Rechtbank Gelderland 23 mei 2024, Rechter schorst vergunning: Onvoldoende onderbouwing voor verstoren van wolven.
ECLI:NL:RBGEL:2024:3065
Rechtsregel
Een omgevingsvergunning voor het verstoren van een strikt beschermde diersoort zoals de wolf kan alleen worden verleend als de noodzaak en het ontbreken van bevredigende alternatieven voldoende zijn onderbouwd.
Essentie
Feiten
Het college van burgemeester en wethouders heeft een omgevingsvergunning verleend voor het verstoren van wolven met afwijkend gedrag door middel van een paintballgeweer. Deze vergunning geldt voor een periode van 18 maanden en omvat meerdere gemeenten op de Noord-Veluwe, waaronder Ermelo, Apeldoorn en Barneveld. De aanleiding voor het verstrekken van de vergunning zijn meldingen van een jonge wolf die weinig schuwheid toont ten opzichte van mensen en voertuigen. Dit is vermoedelijk het gevolg van voedselconditionering. Het college wil in het belang van de openbare veiligheid ingrijpen om dit gedrag te keren.
De Faunabescherming maakte bezwaar tegen deze vergunning en vroeg om een voorlopige voorziening. Ze betwisten dat de noodzaak en het ontbreken van alternatieven voldoende zijn aangetoond. Ook stellen zij dat niet duidelijk is wat men onder afwijkend gedrag verstaat en dat het onderzoek naar de gevolgen van het paintballgeweer voor de wolf en de roedel onvoldoende is.
Oordeel van de rechtbank
De voorzieningenrechter beoordeelt of de vergunning voldoet aan de voorwaarden van artikel 8.74k van het Besluit kwaliteit leefomgeving (Bkl). Dit artikel stelt dat een omgevingsvergunning alleen verleend mag worden als er geen andere bevredigende oplossing is en de activiteit noodzakelijk is voor de openbare veiligheid, volksgezondheid, of andere dwingende redenen van groot openbaar belang.

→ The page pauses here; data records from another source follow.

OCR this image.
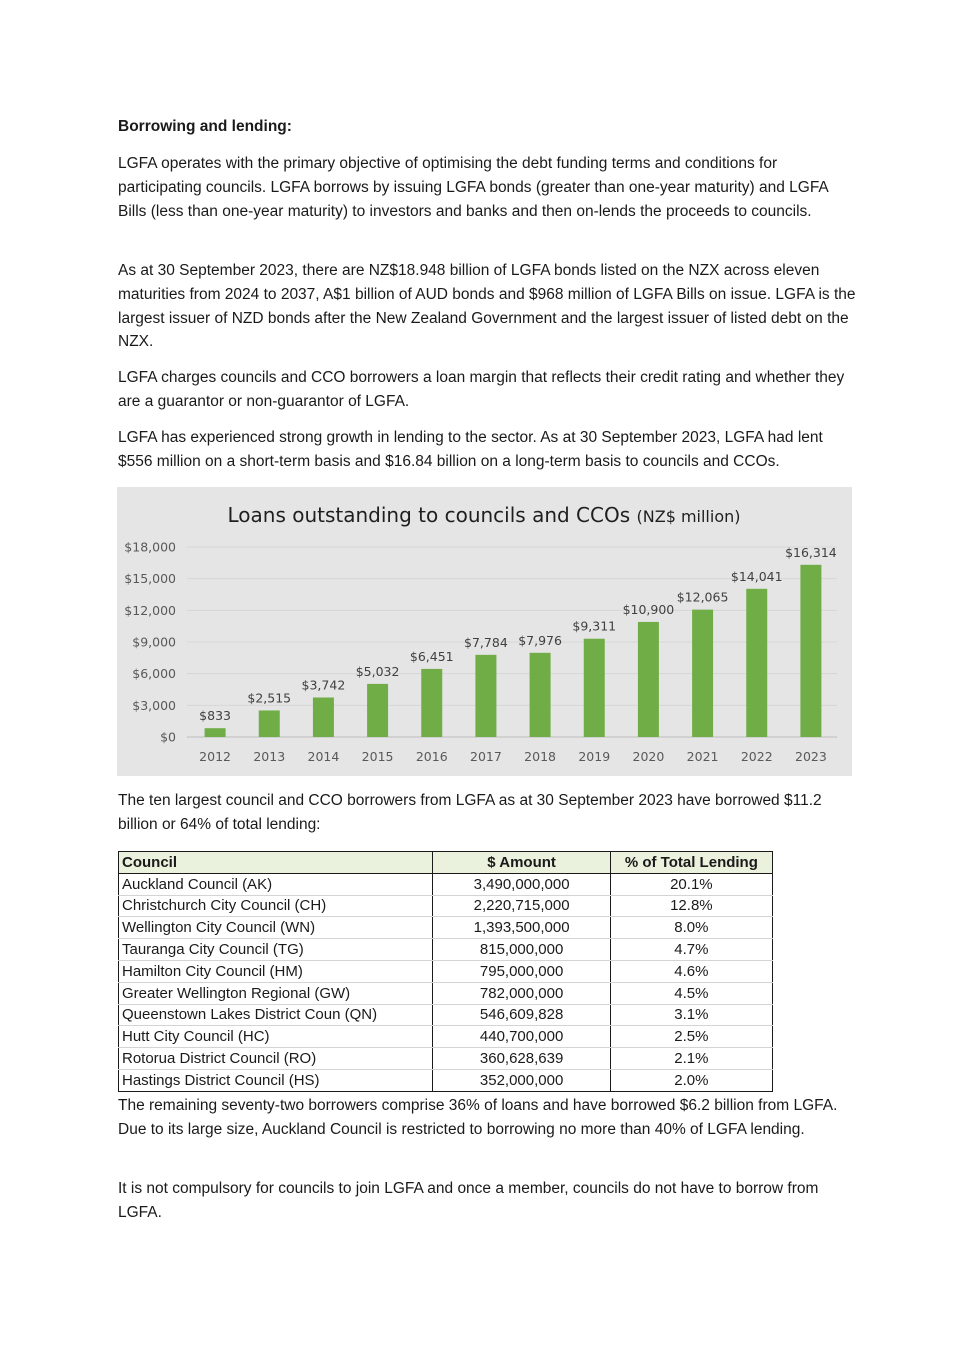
Borrowing and lending:
LGFA operates with the primary objective of optimising the debt funding terms and conditions for participating councils. LGFA borrows by issuing LGFA bonds (greater than one-year maturity) and LGFA Bills (less than one-year maturity) to investors and banks and then on-lends the proceeds to councils.
As at 30 September 2023, there are NZ$18.948 billion of LGFA bonds listed on the NZX across eleven maturities from 2024 to 2037, A$1 billion of AUD bonds and $968 million of LGFA Bills on issue. LGFA is the largest issuer of NZD bonds after the New Zealand Government and the largest issuer of listed debt on the NZX.
LGFA charges councils and CCO borrowers a loan margin that reflects their credit rating and whether they are a guarantor or non-guarantor of LGFA.
LGFA has experienced strong growth in lending to the sector. As at 30 September 2023, LGFA had lent $556 million on a short-term basis and $16.84 billion on a long-term basis to councils and CCOs.
Loans outstanding to councils and CCOs (NZ$ million)
$0
$3,000
$6,000
$9,000
$12,000
$15,000
$18,000
$833
2012
$2,515
2013
$3,742
2014
$5,032
2015
$6,451
2016
$7,784
2017
$7,976
2018
$9,311
2019
$10,900
2020
$12,065
2021
$14,041
2022
$16,314
2023
The ten largest council and CCO borrowers from LGFA as at 30 September 2023 have borrowed $11.2 billion or 64% of total lending:
Council	$ Amount	% of Total Lending
Auckland Council (AK)	3,490,000,000	20.1%
Christchurch City Council (CH)	2,220,715,000	12.8%
Wellington City Council (WN)	1,393,500,000	8.0%
Tauranga City Council (TG)	815,000,000	4.7%
Hamilton City Council (HM)	795,000,000	4.6%
Greater Wellington Regional (GW)	782,000,000	4.5%
Queenstown Lakes District Coun (QN)	546,609,828	3.1%
Hutt City Council (HC)	440,700,000	2.5%
Rotorua District Council (RO)	360,628,639	2.1%
Hastings District Council (HS)	352,000,000	2.0%
The remaining seventy-two borrowers comprise 36% of loans and have borrowed $6.2 billion from LGFA. Due to its large size, Auckland Council is restricted to borrowing no more than 40% of LGFA lending.
It is not compulsory for councils to join LGFA and once a member, councils do not have to borrow from LGFA.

De rechter concludeert dat het college onvoldoende heeft onderbouwd dat de wolf afwijkend gedrag vertoont dat ingrijpen rechtvaardigt. De deskundigenverklaringen die door de Faunabescherming zijn overgelegd, suggereren dat er geen sprake is van afwijkend gedrag, of dat nader onderzoek nodig is. Het college heeft ook onvoldoende aangetoond dat er geen andere bevredigende oplossingen zijn. Alternatieve maatregelen, zoals het strenger handhaven op het verstrekken van voer en het afschrikken van de wolf met andere middelen, zijn niet adequaat onderzocht of toegepast.
Daarnaast oordeelt de rechter dat het college onvoldoende heeft onderbouwd waarom een vergunning voor de gehele Noord-Veluwe nodig is, aangezien de meldingen voornamelijk uit Ermelo komen. Ook de duur van de vergunning van 18 maanden is onvoldoende onderbouwd, gezien het argument van de Faunabescherming. De Faunabescherming stelde immers dat de wolf waarschijnlijk de roedel waarschijnlijk na de zomer de roedel verlaat en schuwer wordt richting de volwassenheid.
Aangezien de wolf een strikt beschermde soort is volgens de Europese Habitatrichtlijn en de gevolgen van de vergunning onomkeerbaar zijn, schorst de voorzieningenrechter het bestreden besluit tot zes weken na de beslissing op bezwaar. Het college moet het griffierecht aan de Faunabescherming vergoeden, alsmede de proceskosten van de Faunabescherming.